Электронная книга - «Les Chronolithes [The Chronoliths - fr]». Краткое содержание книги:

Scott Warden était là à Chumphon, Thaïlande, quand le premier chronolithe est apparu : un obélisque de plus de cent mètres de haut, d’un bleu impossible, gelant un paysage de jungle dévasté ; un monument commémorant une victoire, celle du seigneur de la guerre Kuin, victoire qui n’aura lieu que dans vingt ans et trois mois.
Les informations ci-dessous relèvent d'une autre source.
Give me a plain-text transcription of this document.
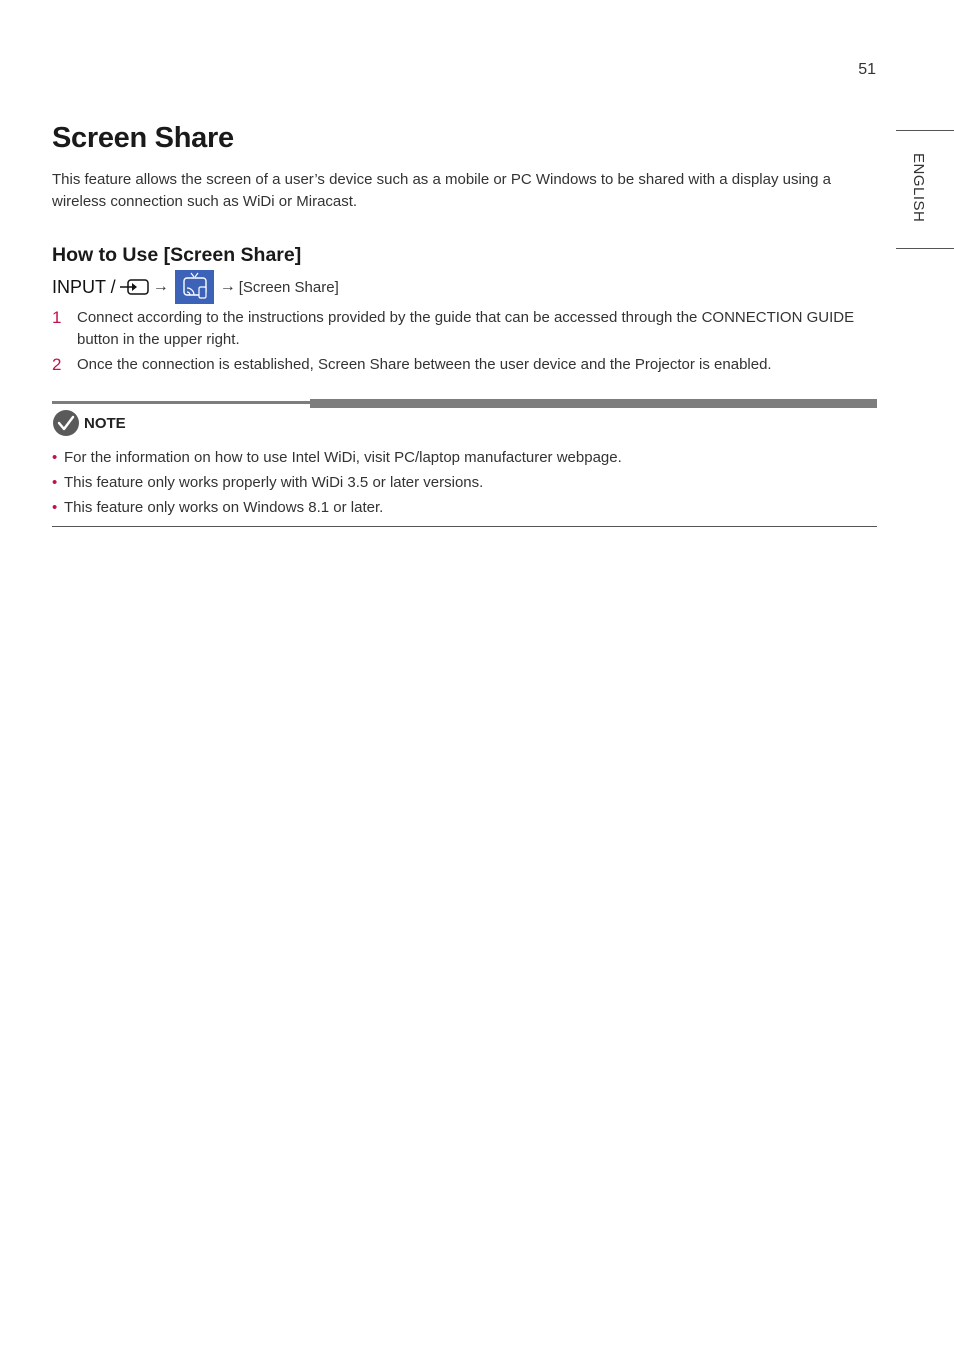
51
ENGLISH
Screen Share

This feature allows the screen of a user’s device such as a mobile or PC Windows to be shared with a display using a wireless connection such as WiDi or Miracast.

How to Use [Screen Share]
INPUT / →	→ [Screen Share]
1 Connect according to the instructions provided by the guide that can be accessed through the CONNECTION GUIDE button in the upper right.
2 Once the connection is established, Screen Share between the user device and the Projector is enabled.
NOTE
• For the information on how to use Intel WiDi, visit PC/laptop manufacturer webpage.
• This feature only works properly with WiDi 3.5 or later versions.
• This feature only works on Windows 8.1 or later.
Mais qui est Kuin ? Un tyran, le sauveur d’une humanité à la dérive, un extraterrestre aux traits indubitablement asiatiques, un futur dirigeant chinois, une rumeur qui, grâce à la turbulence Tau, deviendra réalité ? Et que sont réellement ces chronolithes qui ravagent le monde ? C’est à toutes ces questions que Scott et son ancien professeur de physique, Sulamith Chopra, devront répondre, non sans avoir à parcourir le globe, de Chumphon à Jérusalem, du Mexique au Wyoming.
Après Darwinia, voici le second roman de Robert Charles Wilson dans la collection Lunes d’encre, un thriller temporel comme vous n’en jamais lu, qui a valu à son auteur une nomination méritée au prestigieux prix Hugo.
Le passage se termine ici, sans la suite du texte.